Thursday, August 09, 2007

Got Your Back!

Traveling to the church today, the car in front of me sported this bumpersticker:

God has my back!

My reaction? Oh, really!!

Let's see if I've gotten this straight. To me, that bumpersticker says that God supports me in whatever I've decided to do. It runs somewhat along the line of the old bumperstickers that said "God is my co-pilot." The followup to that one is more to my liking, "If God is your co-pilot, you're in the wrong seat."

The one I saw today smacks of human-centeredness. It says that God supports my biases, my prejudices, my interpretation of scripture, my ordering of how life should be lived. It eliminates the need for discernment of God's will and the possibility that what God wills may be completely antithetical to what I happen to want or believe becomes completely irrelevant.

True, one may spend significant time and effort trying to discern what God wants us to be and do, and in the end, our decisions may be the wrong ones. It's often hard to be certain in this life, especially if what we decide is in that gray area where any response we make could be the correct one. And it can often be difficult to discern when the "tough love" of Jesus with the rich young ruler which, while it may appear and feel like cruel treatment of one in need, is the most loving and caring action one may take. How does one best emulate Jesus in loving one's neighbor as oneself? Unless we're willing to take the difficult step of loving our enemies, rather than treating them according to our personal biases, how can we be certain that God "has our back"? True faith journeys are rarely easy or so straightforward.

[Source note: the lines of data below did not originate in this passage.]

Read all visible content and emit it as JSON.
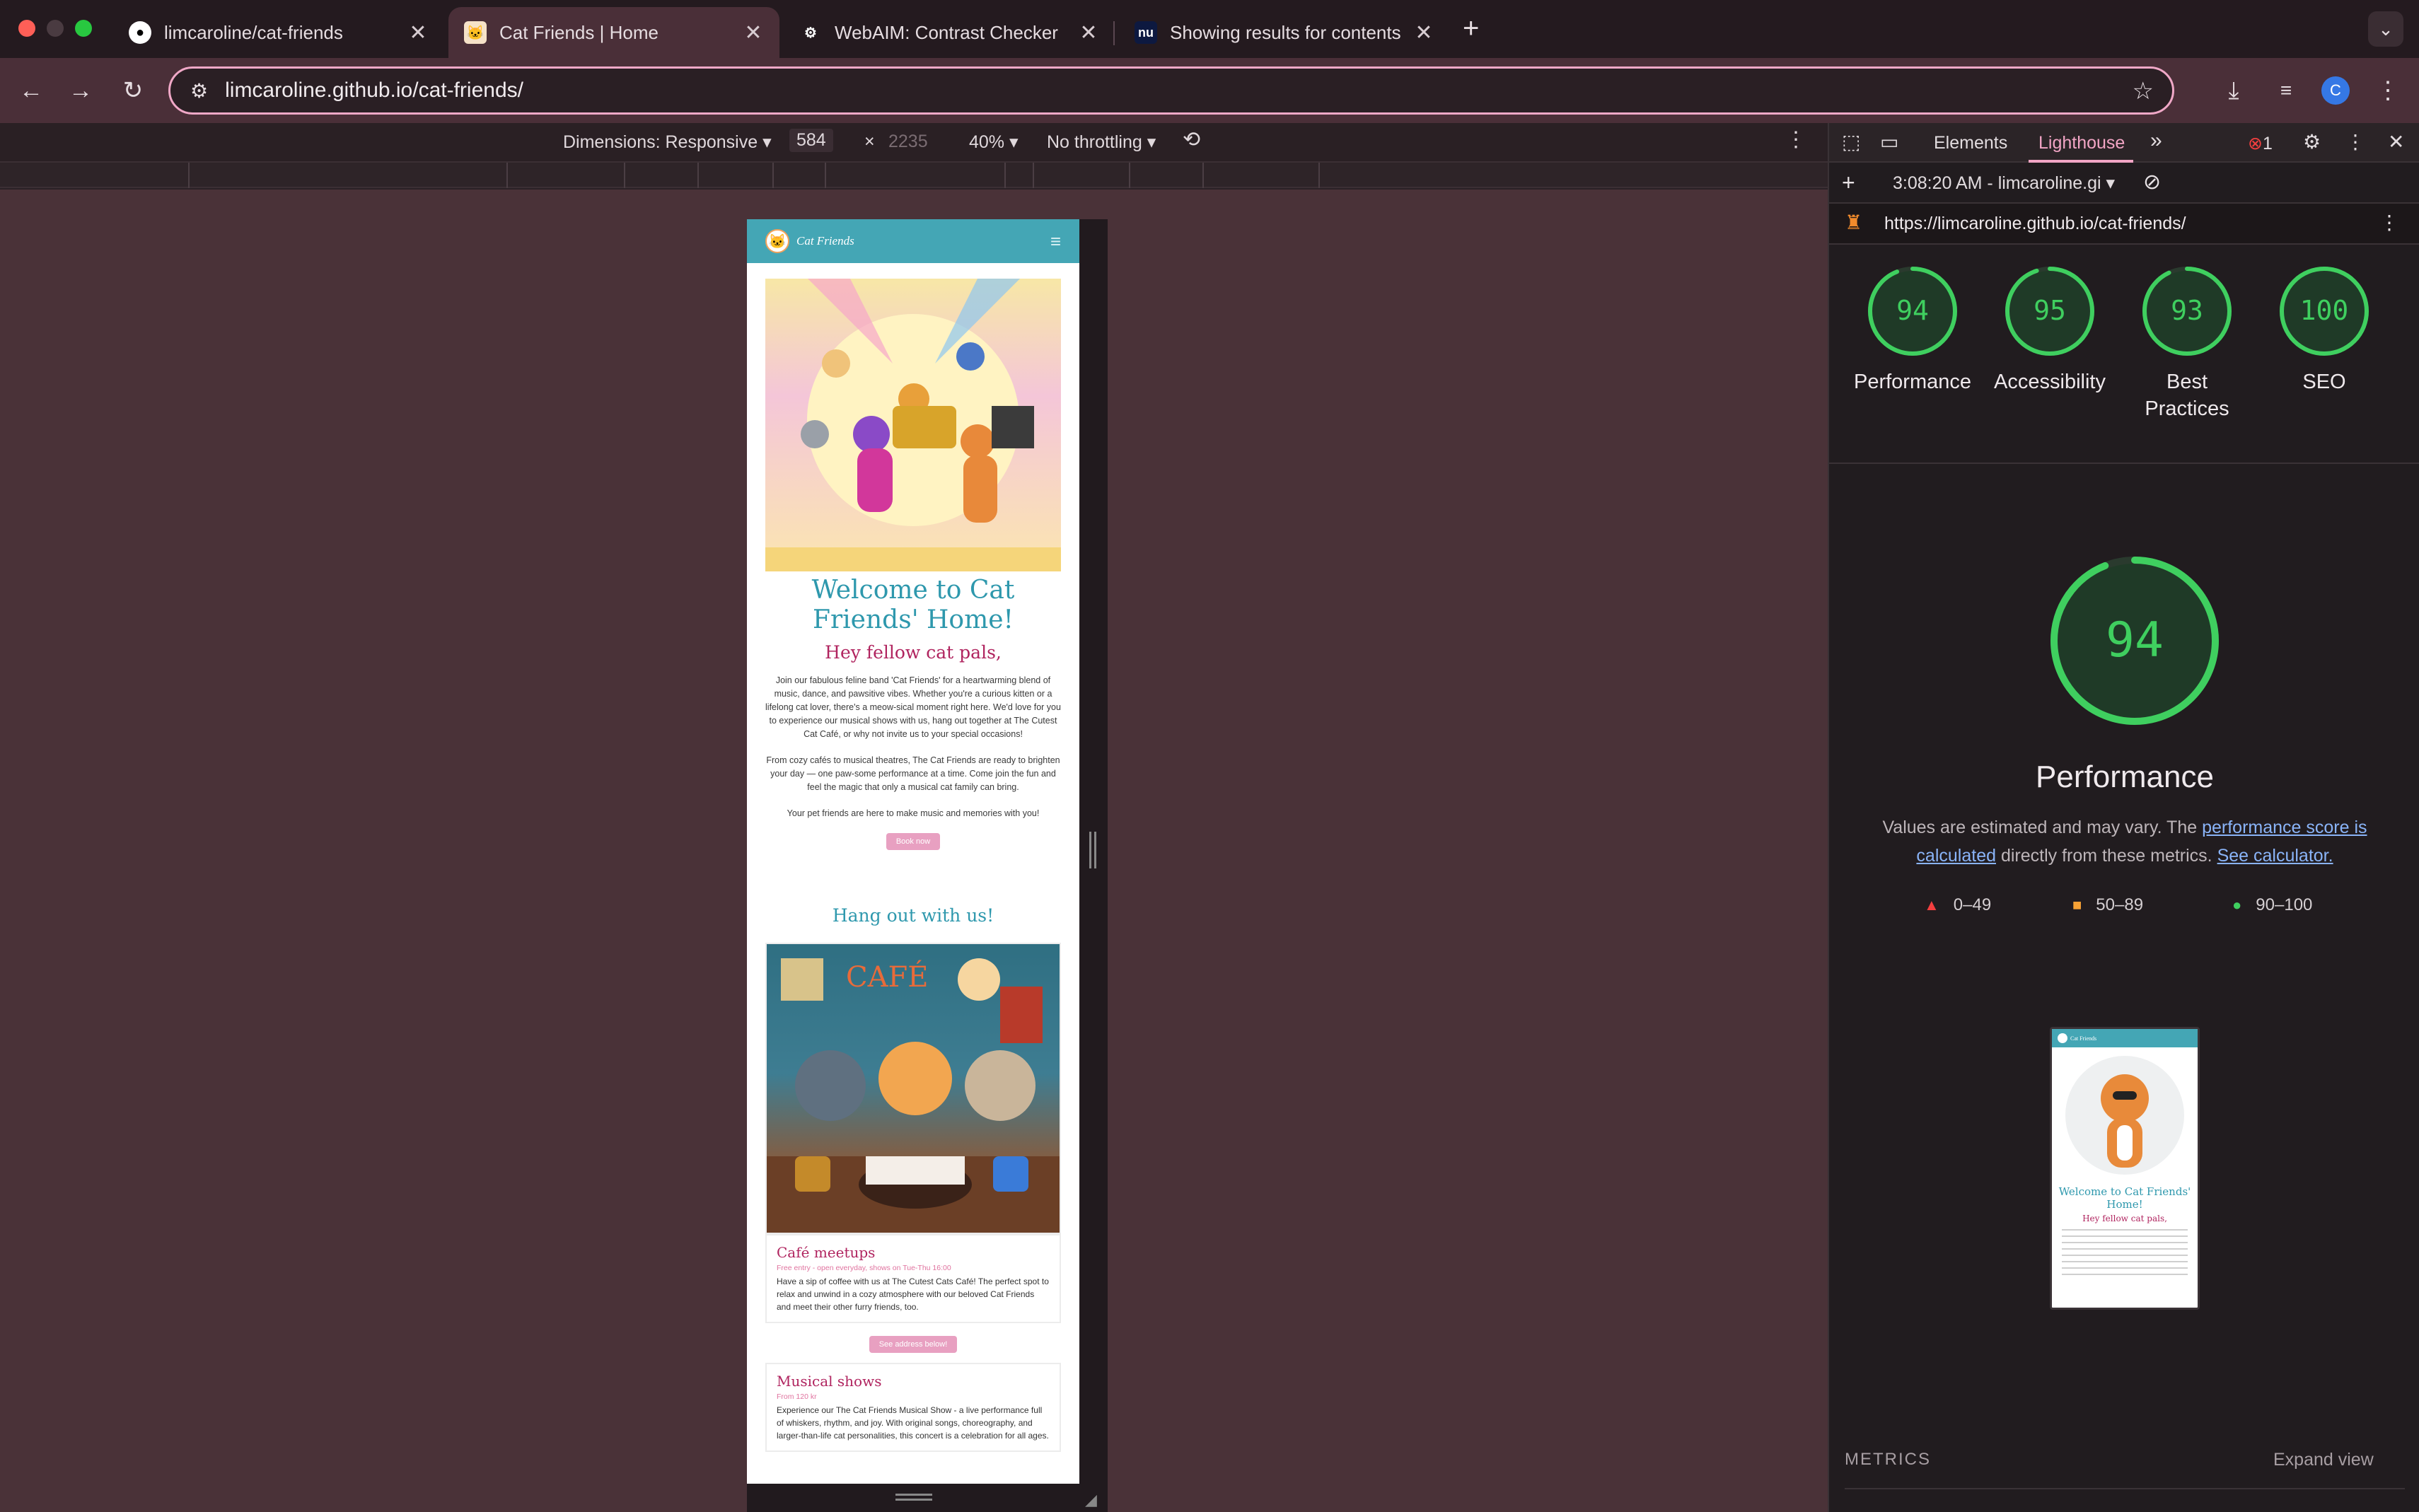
{
  "browser": {
    "tabs": [
      {
        "title": "limcaroline/cat-friends",
        "icon": "github-icon",
        "active": false
      },
      {
        "title": "Cat Friends | Home",
        "icon": "cat-favicon",
        "active": true
      },
      {
        "title": "WebAIM: Contrast Checker",
        "icon": "webaim-gear-icon",
        "active": false
      },
      {
        "title": "Showing results for contents",
        "icon": "nu-icon",
        "active": false
      }
    ],
    "nu_icon_text": "nu",
    "new_tab": "+",
    "close": "✕",
    "address": {
      "host": "limcaroline.github.io",
      "path": "/cat-friends/"
    },
    "profile_initial": "C"
  },
  "device_toolbar": {
    "dimensions": "Dimensions: Responsive",
    "width": "584",
    "times": "×",
    "height": "2235",
    "zoom": "40%",
    "throttling": "No throttling"
  },
  "site": {
    "brand": "Cat Friends",
    "heading": "Welcome to Cat Friends' Home!",
    "subheading": "Hey fellow cat pals,",
    "para1": "Join our fabulous feline band 'Cat Friends' for a heartwarming blend of music, dance, and pawsitive vibes. Whether you're a curious kitten or a lifelong cat lover, there's a meow-sical moment right here. We'd love for you to experience our musical shows with us, hang out together at The Cutest Cat Café, or why not invite us to your special occasions!",
    "para2": "From cozy cafés to musical theatres, The Cat Friends are ready to brighten your day — one paw-some performance at a time. Come join the fun and feel the magic that only a musical cat family can bring.",
    "para3": "Your pet friends are here to make music and memories with you!",
    "book_button": "Book now",
    "hangout": "Hang out with us!",
    "cafe_sign": "CAFÉ",
    "card1": {
      "title": "Café meetups",
      "meta": "Free entry - open everyday, shows on Tue-Thu 16:00",
      "text": "Have a sip of coffee with us at The Cutest Cats Café! The perfect spot to relax and unwind in a cozy atmosphere with our beloved Cat Friends and meet their other furry friends, too."
    },
    "address_button": "See address below!",
    "card2": {
      "title": "Musical shows",
      "meta": "From 120 kr",
      "text": "Experience our The Cat Friends Musical Show - a live performance full of whiskers, rhythm, and joy. With original songs, choreography, and larger-than-life cat personalities, this concert is a celebration for all ages."
    }
  },
  "devtools": {
    "tabs": {
      "elements": "Elements",
      "lighthouse": "Lighthouse",
      "more": "»"
    },
    "error_count": "1",
    "report_time": "3:08:20 AM - limcaroline.gi",
    "report_url": "https://limcaroline.github.io/cat-friends/",
    "scores": [
      {
        "label": "Performance",
        "value": 94
      },
      {
        "label": "Accessibility",
        "value": 95
      },
      {
        "label": "Best Practices",
        "value": 93
      },
      {
        "label": "SEO",
        "value": 100
      }
    ],
    "main_score": 94,
    "main_label": "Performance",
    "desc_pre": "Values are estimated and may vary. The ",
    "desc_link1": "performance score is calculated",
    "desc_mid": " directly from these metrics. ",
    "desc_link2": "See calculator.",
    "legend": [
      {
        "range": "0–49",
        "shape": "triangle",
        "color": "#f33f3f"
      },
      {
        "range": "50–89",
        "shape": "square",
        "color": "#f7a235"
      },
      {
        "range": "90–100",
        "shape": "circle",
        "color": "#3fcf5f"
      }
    ],
    "thumb": {
      "brand": "Cat Friends",
      "heading": "Welcome to Cat Friends' Home!",
      "sub": "Hey fellow cat pals,"
    },
    "metrics_label": "METRICS",
    "expand": "Expand view",
    "score_color": "#3fcf5f"
  }
}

Of course, the individual who was driving the car may have had a different interpretation. The sticker may simply have been a statement that the driver trusts that God is present in the difficult times as well as the good, perhaps even a restatement at some level of part of the 23rd Psalm. In which case, I agree wholeheartedly! But I must confess that I fear my first interpretation is the more likely one. I only hope that I'm wrong.